Suite à un énorme malentendu, deux amis d’enfance, chacun persuadé que l’autre n’a plus que quelques mois à vivre, décident de tout plaquer pour rattraper le temps perdu. 


Arthur Dreyfus (Fabrice Luchini), médecin chercheur à l’Institut Pasteur, sage, sérieux et divorcé, ramène sa fille chez sa maman (Pascale Arbillot). Le même jour, César Montesiho (Patrick Bruel), au lit avec sa petite amie, reçoit la visite d’un huissier qui vient saisir le mobilier. César, fanfaron, accepte l’opération comme une démarche habituelle, mais menace de se jeter par la fenêtre qui se trouve au premier étage, au moment où on lui annonce que sa voiture fait aussi partie de la saisie. Malencontreusement, il tombe dans le parterre de fleurs. Le soir, il se rend chez Arthur, son meilleur ami qui s’inquiète de la blessure qu’il a à l’épaule. Ils se rendent à l’hôpital, où Arthur devra prêter sa carte Vitale à son ami, qui est venu les mains vides. 

Voilà le deuxième film tourné par le duo Matthieu Delaporte/Alexandre de la Patellière, après « Le prénom » en 2012, qu’ils avaient adapté de la pièce de théâtre écrite ensemble. Ici, sur un scénario plutôt original, ils proposent de nouveau un récit dont toute la trame narrative repose sur un quiproquo. Et quel quiproquo ? Celui d’un malade qui n’en est pas un et un autre qui se croit sain, mais est en réalité le malade de l’histoire.

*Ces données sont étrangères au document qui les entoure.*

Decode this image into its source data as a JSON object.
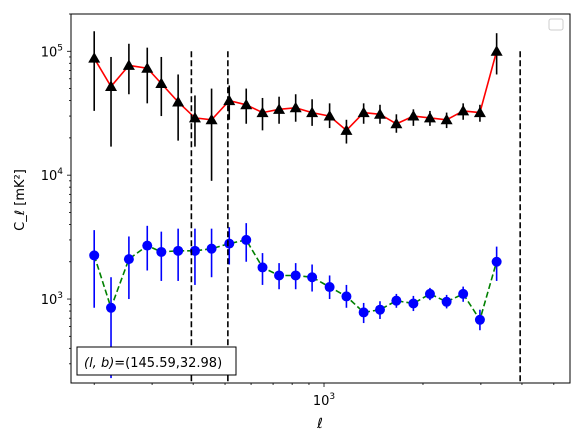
{
  "chart_data": {
    "type": "line",
    "title": "",
    "xlabel": "ℓ",
    "ylabel": "C_ℓ  [mK²]",
    "x_scale": "log",
    "y_scale": "log",
    "xlim": [
      170,
      5600
    ],
    "ylim": [
      210,
      200000
    ],
    "x_ticks": [
      {
        "value": 1000,
        "base": "10",
        "exp": "3"
      }
    ],
    "y_ticks": [
      {
        "value": 1000,
        "base": "10",
        "exp": "3"
      },
      {
        "value": 10000,
        "base": "10",
        "exp": "4"
      },
      {
        "value": 100000,
        "base": "10",
        "exp": "5"
      }
    ],
    "vlines": [
      395,
      510,
      3950
    ],
    "annotation": {
      "prefix": "(l, b)",
      "value": "=(145.59,32.98)"
    },
    "legend": {
      "placement": "top-right",
      "entries": []
    },
    "grid": false,
    "series": [
      {
        "color": "#ff0000",
        "linestyle": "solid",
        "marker": "triangle",
        "marker_color": "#000000",
        "errorbar_color": "#000000",
        "points": [
          {
            "x": 200,
            "y": 88000,
            "lo": 33000,
            "hi": 145000
          },
          {
            "x": 225,
            "y": 52000,
            "lo": 17000,
            "hi": 90000
          },
          {
            "x": 255,
            "y": 77000,
            "lo": 45000,
            "hi": 115000
          },
          {
            "x": 290,
            "y": 73000,
            "lo": 38000,
            "hi": 107000
          },
          {
            "x": 320,
            "y": 55000,
            "lo": 30000,
            "hi": 90000
          },
          {
            "x": 360,
            "y": 39000,
            "lo": 19000,
            "hi": 65000
          },
          {
            "x": 405,
            "y": 29000,
            "lo": 17000,
            "hi": 44000
          },
          {
            "x": 455,
            "y": 28000,
            "lo": 9000,
            "hi": 50000
          },
          {
            "x": 515,
            "y": 40000,
            "lo": 28000,
            "hi": 53000
          },
          {
            "x": 580,
            "y": 37000,
            "lo": 26000,
            "hi": 50000
          },
          {
            "x": 650,
            "y": 32000,
            "lo": 23000,
            "hi": 42000
          },
          {
            "x": 730,
            "y": 34000,
            "lo": 26000,
            "hi": 43000
          },
          {
            "x": 820,
            "y": 35000,
            "lo": 27000,
            "hi": 45000
          },
          {
            "x": 920,
            "y": 32000,
            "lo": 25000,
            "hi": 41000
          },
          {
            "x": 1040,
            "y": 30000,
            "lo": 24000,
            "hi": 38000
          },
          {
            "x": 1170,
            "y": 23000,
            "lo": 18000,
            "hi": 28000
          },
          {
            "x": 1320,
            "y": 32000,
            "lo": 26000,
            "hi": 38000
          },
          {
            "x": 1480,
            "y": 31000,
            "lo": 26000,
            "hi": 37000
          },
          {
            "x": 1660,
            "y": 26000,
            "lo": 22000,
            "hi": 31000
          },
          {
            "x": 1870,
            "y": 30000,
            "lo": 25000,
            "hi": 34000
          },
          {
            "x": 2100,
            "y": 29000,
            "lo": 25000,
            "hi": 33000
          },
          {
            "x": 2360,
            "y": 28000,
            "lo": 24000,
            "hi": 32000
          },
          {
            "x": 2650,
            "y": 33000,
            "lo": 28000,
            "hi": 38000
          },
          {
            "x": 2980,
            "y": 32000,
            "lo": 27000,
            "hi": 37000
          },
          {
            "x": 3350,
            "y": 100000,
            "lo": 65000,
            "hi": 140000
          }
        ]
      },
      {
        "color": "#008000",
        "linestyle": "dashed",
        "marker": "circle",
        "marker_color": "#0000ff",
        "errorbar_color": "#0000ff",
        "points": [
          {
            "x": 200,
            "y": 2250,
            "lo": 850,
            "hi": 3600
          },
          {
            "x": 225,
            "y": 850,
            "lo": 230,
            "hi": 1500
          },
          {
            "x": 255,
            "y": 2100,
            "lo": 1000,
            "hi": 3200
          },
          {
            "x": 290,
            "y": 2700,
            "lo": 1700,
            "hi": 3900
          },
          {
            "x": 320,
            "y": 2400,
            "lo": 1400,
            "hi": 3500
          },
          {
            "x": 360,
            "y": 2450,
            "lo": 1400,
            "hi": 3700
          },
          {
            "x": 405,
            "y": 2450,
            "lo": 1300,
            "hi": 3700
          },
          {
            "x": 455,
            "y": 2550,
            "lo": 1500,
            "hi": 3700
          },
          {
            "x": 515,
            "y": 2800,
            "lo": 1900,
            "hi": 3800
          },
          {
            "x": 580,
            "y": 3000,
            "lo": 2000,
            "hi": 4100
          },
          {
            "x": 650,
            "y": 1800,
            "lo": 1300,
            "hi": 2350
          },
          {
            "x": 730,
            "y": 1550,
            "lo": 1200,
            "hi": 1950
          },
          {
            "x": 820,
            "y": 1550,
            "lo": 1200,
            "hi": 1950
          },
          {
            "x": 920,
            "y": 1500,
            "lo": 1150,
            "hi": 1900
          },
          {
            "x": 1040,
            "y": 1250,
            "lo": 1000,
            "hi": 1550
          },
          {
            "x": 1170,
            "y": 1050,
            "lo": 850,
            "hi": 1300
          },
          {
            "x": 1320,
            "y": 780,
            "lo": 640,
            "hi": 930
          },
          {
            "x": 1480,
            "y": 820,
            "lo": 690,
            "hi": 960
          },
          {
            "x": 1660,
            "y": 970,
            "lo": 850,
            "hi": 1100
          },
          {
            "x": 1870,
            "y": 920,
            "lo": 800,
            "hi": 1060
          },
          {
            "x": 2100,
            "y": 1100,
            "lo": 980,
            "hi": 1230
          },
          {
            "x": 2360,
            "y": 950,
            "lo": 840,
            "hi": 1080
          },
          {
            "x": 2650,
            "y": 1100,
            "lo": 950,
            "hi": 1260
          },
          {
            "x": 2980,
            "y": 680,
            "lo": 560,
            "hi": 820
          },
          {
            "x": 3350,
            "y": 2000,
            "lo": 1400,
            "hi": 2650
          }
        ]
      }
    ]
  }
}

La première partie du film offre au spectateur une bonne comédie, traditionnelle, entre deux amis que tout oppose, truffée de bons mots et de situations plaisantes, mais un peu attendues. Puis, soudain, et c’est ce qui fait la force du scénario, le film va basculer dans autre chose et l’émotion va nous surprendre. Les personnages vont se parer d’une réelle épaisseur, laisser la gaudriole de côté, et nous saisir de leur vraie et belle amitié. Si les auteurs se laissent aller à quelques facilités et de détours un peu inutiles, comme cet improbable voyage en Inde, on peut saluer ce film qui célèbre l’amitié, et ce que l’on peut être prêt à faire en son nom.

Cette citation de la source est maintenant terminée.